パキスタン、元首相の釈放を求める抗議デモ激化 数百人逮捕
収監されたパキスタンのイムラン・カーン元首相(72)の釈放を求める首都イスラマバード中心部での支持者らの抗議デモが11月26日に激化した。写真は、デモ参加者らに催涙弾を発射する治安部隊(2024年 ロイター/Akhtar Soomro)
Asif Shahzad Gibran Naiyyar Peshimam Charlotte Greenfield
[イスラマバード 26日 ロイター] - 収監されたパキスタンのイムラン・カーン元首相(72)の釈放を求める首都イスラマバード中心部での支持者らの抗議デモが26日に激化した。この日夜に治安部隊がデモ隊を鎮圧し、地元メディアによると数百人が逮捕された。
26日夜の鎮圧に取りかかる前の時点で、治安部隊の4人を含む少なくとも6人が死亡した。
カーン氏の妻が率いる数千人のデモ隊はイスラマバード中心部で数列の警備部隊を突破し、議会や政府機関、大使館などが集まる「レッドゾーン」と呼ばれる地域の入り口に集結した。
地元放送局のゲオニュースとARYによると、26日夜にイスラマバード中心部で照明が消され、治安部隊はデモ隊に対して催涙弾を発射。デモ隊のほぼ全員が解散した。
カーン氏の政党、パキスタン正義運動(PTI)は、2022年の政権追放後に汚職や暴力扇動など多くの罪に問われて昨年8月から刑務所に収監されているカーン氏が釈放されるまで、レッドゾーンで座り込みを続ける予定だと表明した。
ナクビ内相は報道陣に対し、治安部隊に対して武器を使い、重武装して市内での集会禁止令を破ったデモ隊とはいかなる交渉もしないと表明した。
シャリフ首相は、デモ隊の車列が突っ込んだことで治安部隊に死者が出たと非難して「これは平和的な抗議活動ではない。これは過激主義だ」とする声明を出した。
PTIのブハリ報道官は車列で治安部隊に突っ込んだ事実はないと否定し、この衝突でデモ参加者の2人が死亡、30人が負傷したと語った。死亡したデモ隊参加者のうち1人は射殺され、もう1人は車にひかれたと説明した。
国際人権団体のアムネスティ・インターナショナルは、政府はデモ参加者の権利を完全に保護し、軍に不当かつ過剰な権限を与えている「見かけたら撃て」との命令を直ちに撤回すべきだと訴えた。
カーン氏は刑務所からXに投稿し、支持者へのメッセージは最後まで闘うことだとして「私たちの要求が満たされるまで、私たちは引き下がらない」と書き込んだ。また、治安部隊が平和的な党員に発砲したと非難した。
ロイターの報道陣は、デモ参加者の一部が車を物色し、警察の施設に放火するのを目撃した。

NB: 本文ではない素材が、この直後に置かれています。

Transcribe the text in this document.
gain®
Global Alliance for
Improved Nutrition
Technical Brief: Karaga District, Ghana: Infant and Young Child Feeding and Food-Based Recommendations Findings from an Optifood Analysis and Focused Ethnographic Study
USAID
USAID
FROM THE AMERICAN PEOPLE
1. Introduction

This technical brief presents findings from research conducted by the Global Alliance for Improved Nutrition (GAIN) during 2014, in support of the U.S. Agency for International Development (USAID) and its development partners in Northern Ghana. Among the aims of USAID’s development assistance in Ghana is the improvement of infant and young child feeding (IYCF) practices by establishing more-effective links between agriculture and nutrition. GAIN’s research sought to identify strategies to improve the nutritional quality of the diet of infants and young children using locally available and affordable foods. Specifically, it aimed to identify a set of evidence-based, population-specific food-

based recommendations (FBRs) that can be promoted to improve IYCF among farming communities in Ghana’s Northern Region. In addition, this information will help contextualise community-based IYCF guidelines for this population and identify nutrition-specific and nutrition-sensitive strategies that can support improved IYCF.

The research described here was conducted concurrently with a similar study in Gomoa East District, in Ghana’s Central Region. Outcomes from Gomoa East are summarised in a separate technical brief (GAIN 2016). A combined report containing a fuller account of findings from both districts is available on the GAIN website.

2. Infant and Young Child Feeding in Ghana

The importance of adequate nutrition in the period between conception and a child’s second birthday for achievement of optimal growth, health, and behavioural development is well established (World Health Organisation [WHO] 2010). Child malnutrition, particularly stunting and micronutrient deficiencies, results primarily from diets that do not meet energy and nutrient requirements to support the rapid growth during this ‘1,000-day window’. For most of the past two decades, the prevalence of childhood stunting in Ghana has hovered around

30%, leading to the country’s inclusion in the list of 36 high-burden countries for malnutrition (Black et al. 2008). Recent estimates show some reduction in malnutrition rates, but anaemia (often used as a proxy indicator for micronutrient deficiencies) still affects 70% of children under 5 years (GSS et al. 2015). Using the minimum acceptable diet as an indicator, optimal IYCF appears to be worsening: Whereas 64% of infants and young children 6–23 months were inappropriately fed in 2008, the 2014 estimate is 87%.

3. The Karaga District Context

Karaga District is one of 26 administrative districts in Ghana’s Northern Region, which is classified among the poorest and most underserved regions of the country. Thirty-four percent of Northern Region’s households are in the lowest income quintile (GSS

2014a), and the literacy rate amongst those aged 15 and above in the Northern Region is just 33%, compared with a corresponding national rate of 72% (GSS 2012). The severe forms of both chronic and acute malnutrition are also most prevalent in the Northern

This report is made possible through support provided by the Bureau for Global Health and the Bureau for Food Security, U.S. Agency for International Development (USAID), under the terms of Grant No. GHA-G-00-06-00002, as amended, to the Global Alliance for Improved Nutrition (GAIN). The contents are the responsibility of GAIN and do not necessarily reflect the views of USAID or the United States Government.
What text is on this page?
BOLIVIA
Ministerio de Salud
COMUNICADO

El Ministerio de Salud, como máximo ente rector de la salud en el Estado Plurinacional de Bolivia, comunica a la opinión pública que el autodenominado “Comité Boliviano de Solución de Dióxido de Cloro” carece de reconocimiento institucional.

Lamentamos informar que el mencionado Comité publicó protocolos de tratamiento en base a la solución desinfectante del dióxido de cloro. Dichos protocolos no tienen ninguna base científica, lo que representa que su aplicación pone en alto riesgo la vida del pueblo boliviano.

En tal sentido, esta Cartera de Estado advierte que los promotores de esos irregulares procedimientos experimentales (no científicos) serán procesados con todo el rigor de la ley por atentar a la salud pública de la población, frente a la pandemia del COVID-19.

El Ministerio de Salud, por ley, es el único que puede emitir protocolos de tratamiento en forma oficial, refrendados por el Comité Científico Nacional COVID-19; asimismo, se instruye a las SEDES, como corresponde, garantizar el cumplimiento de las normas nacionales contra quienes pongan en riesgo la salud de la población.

また、複数のメディア関係者は、デモ隊が2つの異なる場所でジャーナリストを襲撃して負傷させたと語った。
<最後の呼びかけ>
PTIはカーン氏の収監以来、釈放を求めて多くの抗議デモを起こしており、今回はカーン氏が「最後の呼びかけ」と訴えていた。
前回の今年10月のデモでは警官1人が死亡した。
当局者らは今回についてより規模が大きく、より暴力的だったとし、デモ隊は催涙ガス発射装置や鉄棒などで武装し、行進しながら木や草に火をつけていたと話した。ロイターの報道陣はデモ隊の周囲で発砲音を聞いたが、誰の仕業なのかは明らかではない。
混乱は投資家を動揺させており、パキスタン株式市場の主要株価指数(KSE)は26日に前日比3.57%と過去最高の下落率を記録した。
米シンクタンクのウィルソン・センターの南アジア研究所ディレクター、マイケル・クルーグマン氏は、今回の激しい抗議デモはカーン氏が広い支持基盤を強固に保っていることを示しているとして「交渉と譲歩による政治的解決こそが、この危機を脱する唯一の道だ」と指摘。ただ「これは何事においても最大主義的な立場をとる双方間の特に辛らつで個人的な対立だ」との見解も示した。